10 Jan What Uou Need to Know About Meltdown and Spectre
At this point, you have certainly heard about the latest security threat(s) facing, well, nearly every computer on the planet. Oh boy….Definitely not the way we wanted to start the new year. Meltdown and Spectre are very scary, very real, and may be extremely difficult to completely address in the short-term (this last part is still being researched).
There is a lot of confusion about these vulnerabilities so we at Harbor will try to boil it down.
Meltdown and Spectre are CPU hardware design flaws (not really “bugs”) that can be very difficult to fully understand. In a technical nutshell, Meltdown breaks the isolation between the user app and the OS, so the app can do a memory dump and steal any data in it (like passwords, encryption keys, etc.). Spectre goes further. It breaks the isolation between apps. It’s harder to exploit but harder to mitigate.
Basically, these hardware flaws allow malicious programs to steal data being processed in your computer’s memory. Normally, applications are not able to do this as they are isolated from each other and the operating system. This hardware flaw breaks that isolation. This “isolation” is a key factor in securing the interaction between apps and the CPU, and having the ability to break the isolation poses enormous security threats.
This is a brutally technical issue (more than any typical malware or ransomware). Sophos Naked Security has written a pretty thorough, somewhat technical article on the topic. You can find it here:
There are three vulnerabilities currently associated with Meltdown and Spectre. Here’s the breakdown.
Meltdown – CVE-2017-5754
Of course, we need to move beyond the technical explanations and answer the expected question of, “what the heck should we do?” We are telling our clients the following:
- The issue is very real. Although (as of this writing) there are currently no known exploits (hacks) written against these vulnerabilities, but there most certainly will be.
- All machines are at risk. Of more serious concern are hosted environments where hardware/CPU resources are shared amongst many virtual machines (likely yours plus someone else’s).
- Requires access to the machine. To exploit these vulnerabilities does require access through direct access (probably unlikely), or via malware or some nefarious application (much more likely). Similar to ransomware or other forms of malware, it is vitally important that users don’t click, download or visit websites that contain malware. This is all about user education.
- Make sure all of your systems antivirus (AV) software is up-to-date. There is a bit of a gotcha in this area… Because of the nature of the fixes the software/OS vendors have or will be rolling out, it is critically important that your AV is “prepared” to function once patched. Most major AV vendors have or very soon will have pushed the required updates to support the patching from Microsoft and others. You can get the status of your AV vendor here: https://docs.google.com/spreadsheets/d/184wcDt9I9TUNFFbsAVLpzAtckQxYiuirADzf3cL42FQ/htmlview?sle=true#gid=0
- Update and patch your systems. Of course, this may take some time, and in some cases, they may not yet be available. But, begin the process.

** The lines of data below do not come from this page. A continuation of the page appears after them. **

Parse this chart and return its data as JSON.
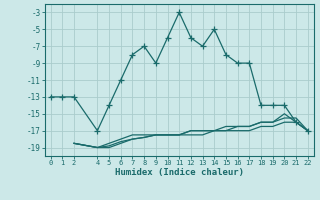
{
  "xlabel": "Humidex (Indice chaleur)",
  "bg_color": "#cce8e8",
  "line_color": "#1a6b6b",
  "grid_color": "#aacccc",
  "xlim": [
    -0.5,
    22.5
  ],
  "ylim": [
    -20,
    -2
  ],
  "xticks": [
    0,
    1,
    2,
    4,
    5,
    6,
    7,
    8,
    9,
    10,
    11,
    12,
    13,
    14,
    15,
    16,
    17,
    18,
    19,
    20,
    21,
    22
  ],
  "yticks": [
    -3,
    -5,
    -7,
    -9,
    -11,
    -13,
    -15,
    -17,
    -19
  ],
  "line1_x": [
    0,
    1,
    2,
    4,
    5,
    6,
    7,
    8,
    9,
    10,
    11,
    12,
    13,
    14,
    15,
    16,
    17,
    18,
    19,
    20,
    21,
    22
  ],
  "line1_y": [
    -13,
    -13,
    -13,
    -17,
    -14,
    -11,
    -8,
    -7,
    -9,
    -6,
    -3,
    -6,
    -7,
    -5,
    -8,
    -9,
    -9,
    -14,
    -14,
    -14,
    -16,
    -17
  ],
  "line2_x": [
    2,
    4,
    5,
    6,
    7,
    8,
    9,
    10,
    11,
    12,
    13,
    14,
    15,
    16,
    17,
    18,
    19,
    20,
    21,
    22
  ],
  "line2_y": [
    -18.5,
    -19,
    -18.5,
    -18,
    -17.5,
    -17.5,
    -17.5,
    -17.5,
    -17.5,
    -17,
    -17,
    -17,
    -16.5,
    -16.5,
    -16.5,
    -16,
    -16,
    -15.5,
    -15.5,
    -17
  ],
  "line3_x": [
    2,
    4,
    5,
    6,
    7,
    8,
    9,
    10,
    11,
    12,
    13,
    14,
    15,
    16,
    17,
    18,
    19,
    20,
    21,
    22
  ],
  "line3_y": [
    -18.5,
    -19,
    -18.8,
    -18.3,
    -18,
    -17.8,
    -17.5,
    -17.5,
    -17.5,
    -17,
    -17,
    -17,
    -17,
    -16.5,
    -16.5,
    -16,
    -16,
    -15,
    -16,
    -17
  ],
  "line4_x": [
    2,
    4,
    5,
    6,
    7,
    8,
    9,
    10,
    11,
    12,
    13,
    14,
    15,
    16,
    17,
    18,
    19,
    20,
    21,
    22
  ],
  "line4_y": [
    -18.5,
    -19,
    -19,
    -18.5,
    -18,
    -17.8,
    -17.5,
    -17.5,
    -17.5,
    -17.5,
    -17.5,
    -17,
    -17,
    -17,
    -17,
    -16.5,
    -16.5,
    -16,
    -16,
    -17
  ]
}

- There is some debate around which chips are vulnerable and which are not. All Intel, some AMD, mixed bag of ARM, and IBM chips.. Don’t wait for the dust to settle. Plan your update and patching processes now.
- Most updates/patches already available or that will be available in the coming days will likely only address the Meltdown vulnerability. The “fix” for Spectre is still a work in progress.
- Updates and patches will be multi-faceted. Operating systems will have to be patched, some –imbedded applications (like web browsers), 3rd-party applications, as well there may be some firmware updates required. Unfortunately, there isn’t a one-size fits all here. You need to understand your environment to develop the plan.
- Monitor the progress on all sides of this issue. One of the groups involved in the discovery of the flaws have built a website that is a great collection of all things Meltdown/Spectre. Here’s the site: https://meltdownattack.com/
- Talk with and confirm fixes within your hosted environments. As previously stated, the initial targets of any malware/hacks using these vulnerabilities will likely be hosted environments. Here’s a bit from AWS: https://aws.amazon.com/security/security-bulletins/AWS-2018-013/
- Yes, there is a chance that these patches will slow systems. But, falling victim to a Meltdown or Spectre hack may be MUCH, MUCH worse. And, yes, you may have to eventually replace some hardware or find additional resources if systems slow to a point of business interruption.
Maybe most concerning, as of today, it is very likely you would never know someone has used the exploit to gain access to your systems/kernel. This means a hacker could sit, unhindered, for extended periods of time pulling sensitive data from your systems.
The Meltdown and Spectre vulnerabilities will most definitely be a focus of IT and security departments for the foreseeable future. By the end of 2018 we will be discussing the true impact and costs associated with them.